Second, the requirements of these statutes and these deadlines are very strictly enforced, so it is absolutely essential to meet them. If you do not meet them, your case will likely be quickly dismissed. As an example of how strictly these requirements are typically enforced, the Wisconsin Supreme Court ruled in a May 2016 case, Sorenson v. Batchelder, 2016 WI 34, that a case was barred by government immunity because the plaintiff had the notice personally served when the statute required service by certified mail! However, if you have missed the deadline or failed to meet a requirement and have a meritorious case, consult with an attorney as there may be a way to overcome the deficiency. For example, a specific federal or state law may provide an exception for your particular claim or circumstances.

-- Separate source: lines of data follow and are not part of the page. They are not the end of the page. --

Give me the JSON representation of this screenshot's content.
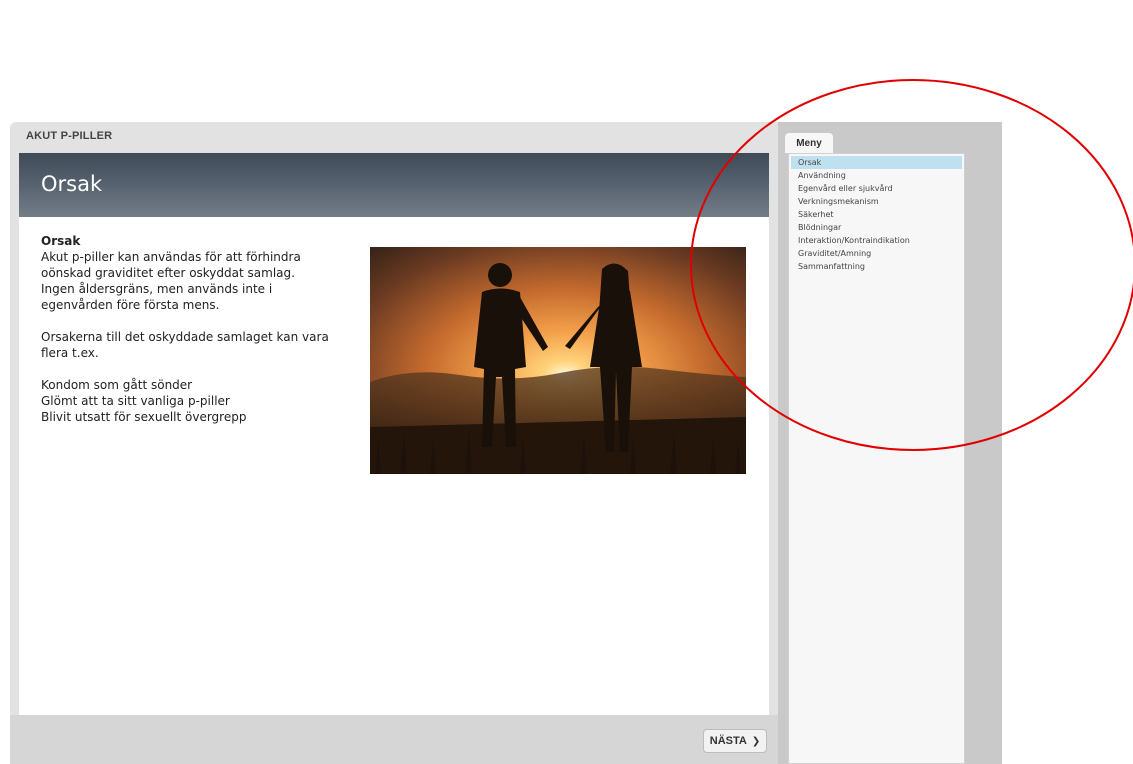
{
  "course": {
    "title": "AKUT P-PILLER"
  },
  "slide": {
    "header_title": "Orsak",
    "heading": "Orsak",
    "paragraph1": [
      "Akut p-piller kan användas för att förhindra",
      "oönskad graviditet efter oskyddat samlag.",
      "Ingen åldersgräns, men används inte i",
      "egenvården före första mens."
    ],
    "paragraph2": [
      "Orsakerna till det oskyddade samlaget kan vara",
      "flera t.ex."
    ],
    "paragraph3": [
      "Kondom som gått sönder",
      "Glömt att ta sitt vanliga p-piller",
      "Blivit utsatt för sexuellt övergrepp"
    ]
  },
  "navigation": {
    "next_label": "NÄSTA",
    "next_icon": "chevron-right-icon"
  },
  "menu": {
    "tab_label": "Meny",
    "items": [
      {
        "label": "Orsak",
        "active": true
      },
      {
        "label": "Användning",
        "active": false
      },
      {
        "label": "Egenvård eller sjukvård",
        "active": false
      },
      {
        "label": "Verkningsmekanism",
        "active": false
      },
      {
        "label": "Säkerhet",
        "active": false
      },
      {
        "label": "Blödningar",
        "active": false
      },
      {
        "label": "Interaktion/Kontraindikation",
        "active": false
      },
      {
        "label": "Graviditet/Amning",
        "active": false
      },
      {
        "label": "Sammanfattning",
        "active": false
      }
    ]
  },
  "colors": {
    "active_menu_bg": "#bfe0ef",
    "header_band": "#4a5562",
    "annotation_circle": "#e00000"
  }
}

Third, please note that filing a notice of claim in no way alleviates the need to comply with the statute of limitations for your claim. Statute of limitations refers to the time period you have to actually file a lawsuit in the court and serve the defendants. The statute of limitations varies depending on the type of claim you have. In South Dakota, the statute of limitations for any claim brought against the state based on contract or tort is just one year.
The bottom line in all cases: Don’t sleep on your rights, or you will lose them. When the party who has harmed you happens to be the state, extra diligence and early action in the form of serving a notice of claim is necessary.